Under this strategy, the forest department officials are luring it with a female wolf’s sound. They are playing ‘pre-recorded’ sounds of the female wolf screaming and crying on small loudspeakers. Officials hope that the lame wolf will be drawn to the female’s voice and will get trapped.
Bahraich District Forest Officer (DFO) Ajit Pratap Singh said, “This time we are undertaking a new experiment to catch the man-eating wolf. We are playing the ‘pre-recorded’ sounds of a female wolf crying and screaming on the loudspeaker. The volume of these loudspeakers has been kept just so that it sounds like the ‘voice of a real female wolf”.
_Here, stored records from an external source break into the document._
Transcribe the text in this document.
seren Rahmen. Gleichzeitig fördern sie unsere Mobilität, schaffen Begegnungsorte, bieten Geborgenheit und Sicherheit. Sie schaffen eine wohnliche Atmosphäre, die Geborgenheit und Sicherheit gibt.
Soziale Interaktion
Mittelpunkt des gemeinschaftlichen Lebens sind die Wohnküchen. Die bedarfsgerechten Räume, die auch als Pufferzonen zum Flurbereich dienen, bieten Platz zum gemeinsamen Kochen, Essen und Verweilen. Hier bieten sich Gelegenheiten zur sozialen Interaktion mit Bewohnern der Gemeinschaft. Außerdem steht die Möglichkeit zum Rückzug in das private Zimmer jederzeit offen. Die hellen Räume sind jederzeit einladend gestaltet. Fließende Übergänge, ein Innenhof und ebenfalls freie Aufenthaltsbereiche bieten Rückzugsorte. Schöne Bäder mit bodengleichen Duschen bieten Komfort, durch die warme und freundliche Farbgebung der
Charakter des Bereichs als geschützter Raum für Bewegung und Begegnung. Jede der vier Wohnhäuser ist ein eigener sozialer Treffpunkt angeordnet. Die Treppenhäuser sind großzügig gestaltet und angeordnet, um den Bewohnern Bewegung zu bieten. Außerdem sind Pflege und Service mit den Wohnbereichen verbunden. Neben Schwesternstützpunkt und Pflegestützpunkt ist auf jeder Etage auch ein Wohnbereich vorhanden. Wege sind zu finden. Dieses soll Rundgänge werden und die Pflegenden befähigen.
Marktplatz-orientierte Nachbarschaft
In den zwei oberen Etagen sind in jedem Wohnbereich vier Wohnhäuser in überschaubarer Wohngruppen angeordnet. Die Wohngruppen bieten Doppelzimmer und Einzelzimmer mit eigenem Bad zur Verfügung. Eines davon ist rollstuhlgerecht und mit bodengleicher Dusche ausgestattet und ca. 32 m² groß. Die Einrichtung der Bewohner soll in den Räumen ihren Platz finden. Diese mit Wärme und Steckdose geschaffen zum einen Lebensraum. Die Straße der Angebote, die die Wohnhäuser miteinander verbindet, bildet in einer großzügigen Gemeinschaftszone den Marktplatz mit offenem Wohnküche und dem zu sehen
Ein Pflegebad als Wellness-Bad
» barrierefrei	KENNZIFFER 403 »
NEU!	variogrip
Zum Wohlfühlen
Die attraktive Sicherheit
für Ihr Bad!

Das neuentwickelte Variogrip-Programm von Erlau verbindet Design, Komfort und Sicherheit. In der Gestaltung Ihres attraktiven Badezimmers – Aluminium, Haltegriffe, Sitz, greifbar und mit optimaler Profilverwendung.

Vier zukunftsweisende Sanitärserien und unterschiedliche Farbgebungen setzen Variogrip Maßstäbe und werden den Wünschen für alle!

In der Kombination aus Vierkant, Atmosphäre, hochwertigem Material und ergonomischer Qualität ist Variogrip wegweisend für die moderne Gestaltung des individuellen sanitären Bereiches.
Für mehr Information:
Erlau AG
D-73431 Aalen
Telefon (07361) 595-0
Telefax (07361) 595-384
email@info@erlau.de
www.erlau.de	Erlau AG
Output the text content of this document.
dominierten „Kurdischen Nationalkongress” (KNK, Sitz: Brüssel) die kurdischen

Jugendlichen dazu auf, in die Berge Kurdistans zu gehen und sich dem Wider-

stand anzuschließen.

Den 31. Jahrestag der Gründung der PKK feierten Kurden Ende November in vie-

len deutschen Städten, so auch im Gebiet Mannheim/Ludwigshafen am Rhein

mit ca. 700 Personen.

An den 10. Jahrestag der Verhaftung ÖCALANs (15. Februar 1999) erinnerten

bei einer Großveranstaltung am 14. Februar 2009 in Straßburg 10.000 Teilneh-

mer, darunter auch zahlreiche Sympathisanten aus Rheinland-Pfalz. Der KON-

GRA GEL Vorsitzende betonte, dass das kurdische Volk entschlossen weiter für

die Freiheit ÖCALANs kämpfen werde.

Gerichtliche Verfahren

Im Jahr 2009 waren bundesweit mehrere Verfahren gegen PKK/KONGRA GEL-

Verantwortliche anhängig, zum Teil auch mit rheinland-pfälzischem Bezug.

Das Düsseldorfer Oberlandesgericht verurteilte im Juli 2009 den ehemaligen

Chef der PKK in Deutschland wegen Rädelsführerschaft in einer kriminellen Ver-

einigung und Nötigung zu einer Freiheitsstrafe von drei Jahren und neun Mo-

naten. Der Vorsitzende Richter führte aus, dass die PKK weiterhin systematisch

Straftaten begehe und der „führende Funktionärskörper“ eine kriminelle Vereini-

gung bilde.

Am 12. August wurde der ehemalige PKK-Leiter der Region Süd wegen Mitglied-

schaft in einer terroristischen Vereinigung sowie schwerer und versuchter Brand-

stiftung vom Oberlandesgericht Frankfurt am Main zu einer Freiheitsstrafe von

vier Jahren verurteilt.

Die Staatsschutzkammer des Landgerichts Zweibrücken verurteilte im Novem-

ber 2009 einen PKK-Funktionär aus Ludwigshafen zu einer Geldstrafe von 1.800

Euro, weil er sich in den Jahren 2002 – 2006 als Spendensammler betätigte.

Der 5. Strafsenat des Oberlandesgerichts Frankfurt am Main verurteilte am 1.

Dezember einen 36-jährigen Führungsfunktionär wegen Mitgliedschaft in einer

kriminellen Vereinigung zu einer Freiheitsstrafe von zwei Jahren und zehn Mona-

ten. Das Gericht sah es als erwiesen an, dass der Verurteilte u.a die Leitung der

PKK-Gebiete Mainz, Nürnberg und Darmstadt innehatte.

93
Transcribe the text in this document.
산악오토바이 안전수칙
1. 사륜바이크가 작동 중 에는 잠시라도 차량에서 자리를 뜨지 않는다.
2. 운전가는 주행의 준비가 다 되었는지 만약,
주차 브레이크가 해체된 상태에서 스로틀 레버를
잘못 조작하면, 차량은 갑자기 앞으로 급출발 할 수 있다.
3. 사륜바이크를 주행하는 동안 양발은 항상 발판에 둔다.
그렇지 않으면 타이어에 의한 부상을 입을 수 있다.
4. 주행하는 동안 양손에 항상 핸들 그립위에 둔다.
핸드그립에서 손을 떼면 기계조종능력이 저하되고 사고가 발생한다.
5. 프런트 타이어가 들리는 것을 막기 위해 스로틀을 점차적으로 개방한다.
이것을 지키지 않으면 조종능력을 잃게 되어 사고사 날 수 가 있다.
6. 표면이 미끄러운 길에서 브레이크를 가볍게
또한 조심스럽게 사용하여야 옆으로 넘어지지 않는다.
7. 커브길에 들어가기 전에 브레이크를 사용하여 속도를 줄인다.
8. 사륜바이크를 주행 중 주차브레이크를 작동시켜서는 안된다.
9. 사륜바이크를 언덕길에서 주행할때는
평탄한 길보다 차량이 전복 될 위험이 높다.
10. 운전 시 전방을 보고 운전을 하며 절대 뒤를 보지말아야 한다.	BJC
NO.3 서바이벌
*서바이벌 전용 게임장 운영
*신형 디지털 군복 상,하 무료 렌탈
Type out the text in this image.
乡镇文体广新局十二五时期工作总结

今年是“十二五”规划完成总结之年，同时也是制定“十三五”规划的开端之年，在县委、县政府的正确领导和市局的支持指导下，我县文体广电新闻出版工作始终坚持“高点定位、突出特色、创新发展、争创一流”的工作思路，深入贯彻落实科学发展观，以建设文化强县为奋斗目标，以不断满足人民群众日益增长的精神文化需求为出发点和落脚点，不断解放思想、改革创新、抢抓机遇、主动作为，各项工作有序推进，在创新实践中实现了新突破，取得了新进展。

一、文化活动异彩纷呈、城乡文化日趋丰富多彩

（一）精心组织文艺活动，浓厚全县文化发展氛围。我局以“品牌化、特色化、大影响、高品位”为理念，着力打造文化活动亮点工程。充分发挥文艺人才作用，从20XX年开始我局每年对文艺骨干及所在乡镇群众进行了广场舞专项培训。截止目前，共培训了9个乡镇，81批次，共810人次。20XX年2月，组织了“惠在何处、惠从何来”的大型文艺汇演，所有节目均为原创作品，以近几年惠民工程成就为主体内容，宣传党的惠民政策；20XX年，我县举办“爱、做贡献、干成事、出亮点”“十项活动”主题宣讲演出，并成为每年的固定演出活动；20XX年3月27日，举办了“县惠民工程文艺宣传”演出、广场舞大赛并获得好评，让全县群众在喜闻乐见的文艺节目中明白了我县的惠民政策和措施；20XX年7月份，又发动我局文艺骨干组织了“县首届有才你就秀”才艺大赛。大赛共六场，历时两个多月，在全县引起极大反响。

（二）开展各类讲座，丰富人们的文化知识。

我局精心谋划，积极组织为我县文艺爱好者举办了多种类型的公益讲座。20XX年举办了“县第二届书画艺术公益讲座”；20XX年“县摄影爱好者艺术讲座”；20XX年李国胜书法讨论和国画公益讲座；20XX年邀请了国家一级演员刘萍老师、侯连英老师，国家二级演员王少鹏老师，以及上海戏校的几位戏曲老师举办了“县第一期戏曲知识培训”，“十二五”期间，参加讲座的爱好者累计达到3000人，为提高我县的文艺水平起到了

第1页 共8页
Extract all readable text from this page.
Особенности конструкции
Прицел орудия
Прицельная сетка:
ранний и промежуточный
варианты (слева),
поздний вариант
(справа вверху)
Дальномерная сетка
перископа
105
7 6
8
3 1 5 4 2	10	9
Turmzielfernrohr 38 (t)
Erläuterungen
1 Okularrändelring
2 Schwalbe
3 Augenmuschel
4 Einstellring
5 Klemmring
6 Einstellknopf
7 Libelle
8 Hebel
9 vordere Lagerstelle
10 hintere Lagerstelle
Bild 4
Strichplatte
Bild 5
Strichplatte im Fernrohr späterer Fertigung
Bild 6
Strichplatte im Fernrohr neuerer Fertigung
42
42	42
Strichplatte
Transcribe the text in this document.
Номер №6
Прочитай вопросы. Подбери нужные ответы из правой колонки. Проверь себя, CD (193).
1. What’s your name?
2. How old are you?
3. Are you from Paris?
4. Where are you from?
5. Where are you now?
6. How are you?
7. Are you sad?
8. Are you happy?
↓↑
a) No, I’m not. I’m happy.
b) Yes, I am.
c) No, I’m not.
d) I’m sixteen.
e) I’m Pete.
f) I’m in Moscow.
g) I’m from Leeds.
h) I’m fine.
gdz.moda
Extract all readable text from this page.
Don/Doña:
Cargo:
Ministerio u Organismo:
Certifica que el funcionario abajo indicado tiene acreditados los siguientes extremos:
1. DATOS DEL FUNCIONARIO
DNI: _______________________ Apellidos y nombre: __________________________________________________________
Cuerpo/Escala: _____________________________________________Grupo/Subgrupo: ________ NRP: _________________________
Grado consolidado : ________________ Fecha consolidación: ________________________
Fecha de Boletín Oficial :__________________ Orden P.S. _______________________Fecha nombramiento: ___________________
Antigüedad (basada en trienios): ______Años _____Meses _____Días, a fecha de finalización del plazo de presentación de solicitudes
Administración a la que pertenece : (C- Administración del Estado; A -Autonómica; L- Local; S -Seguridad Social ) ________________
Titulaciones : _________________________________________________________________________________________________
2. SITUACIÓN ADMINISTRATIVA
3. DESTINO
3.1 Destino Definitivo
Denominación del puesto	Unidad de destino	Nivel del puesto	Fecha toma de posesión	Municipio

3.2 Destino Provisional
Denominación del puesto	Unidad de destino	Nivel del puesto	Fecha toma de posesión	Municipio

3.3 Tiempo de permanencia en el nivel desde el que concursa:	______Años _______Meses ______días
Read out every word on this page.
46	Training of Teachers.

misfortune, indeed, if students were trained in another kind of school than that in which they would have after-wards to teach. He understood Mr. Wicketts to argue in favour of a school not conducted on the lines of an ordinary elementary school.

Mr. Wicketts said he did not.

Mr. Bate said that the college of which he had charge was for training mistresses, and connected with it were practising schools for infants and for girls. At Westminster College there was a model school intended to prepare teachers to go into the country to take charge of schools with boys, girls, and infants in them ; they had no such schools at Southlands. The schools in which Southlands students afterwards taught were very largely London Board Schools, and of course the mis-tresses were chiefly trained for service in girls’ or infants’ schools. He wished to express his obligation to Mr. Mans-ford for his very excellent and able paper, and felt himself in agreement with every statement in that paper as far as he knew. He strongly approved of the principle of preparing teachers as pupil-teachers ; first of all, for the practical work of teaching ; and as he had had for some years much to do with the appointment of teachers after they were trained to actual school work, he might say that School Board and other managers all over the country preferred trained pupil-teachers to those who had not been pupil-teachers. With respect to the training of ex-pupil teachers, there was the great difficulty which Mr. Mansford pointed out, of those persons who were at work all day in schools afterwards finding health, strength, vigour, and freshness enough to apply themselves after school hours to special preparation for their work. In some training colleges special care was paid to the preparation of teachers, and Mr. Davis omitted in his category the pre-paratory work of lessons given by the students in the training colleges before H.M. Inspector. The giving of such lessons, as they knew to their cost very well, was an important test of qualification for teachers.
He hoped that the lame wolf would get attracted by the voice similar to that of a female wolf and step in to the trap set by the forest department.
Thousands of people living across 50 villages in the Ghaghra river basin under Mahasi tehsil of Bahraich are in panic due to these wolf attacks. The first incident of attack by a man-eating wolf on a child took place in March. However, since July such attacks have been increasing.
These wolves often target children sleeping in their houses. In a span of one and a half months, the pack of wolves has killed ten people including women and children. Apart from this, these wolves have injured 35 people.
The Uttar Pradesh government has announced a compensation of Rs 5 lakh to the families of those who lost their lives in wolf attacks. A separate compensation package has also been announced for the injured.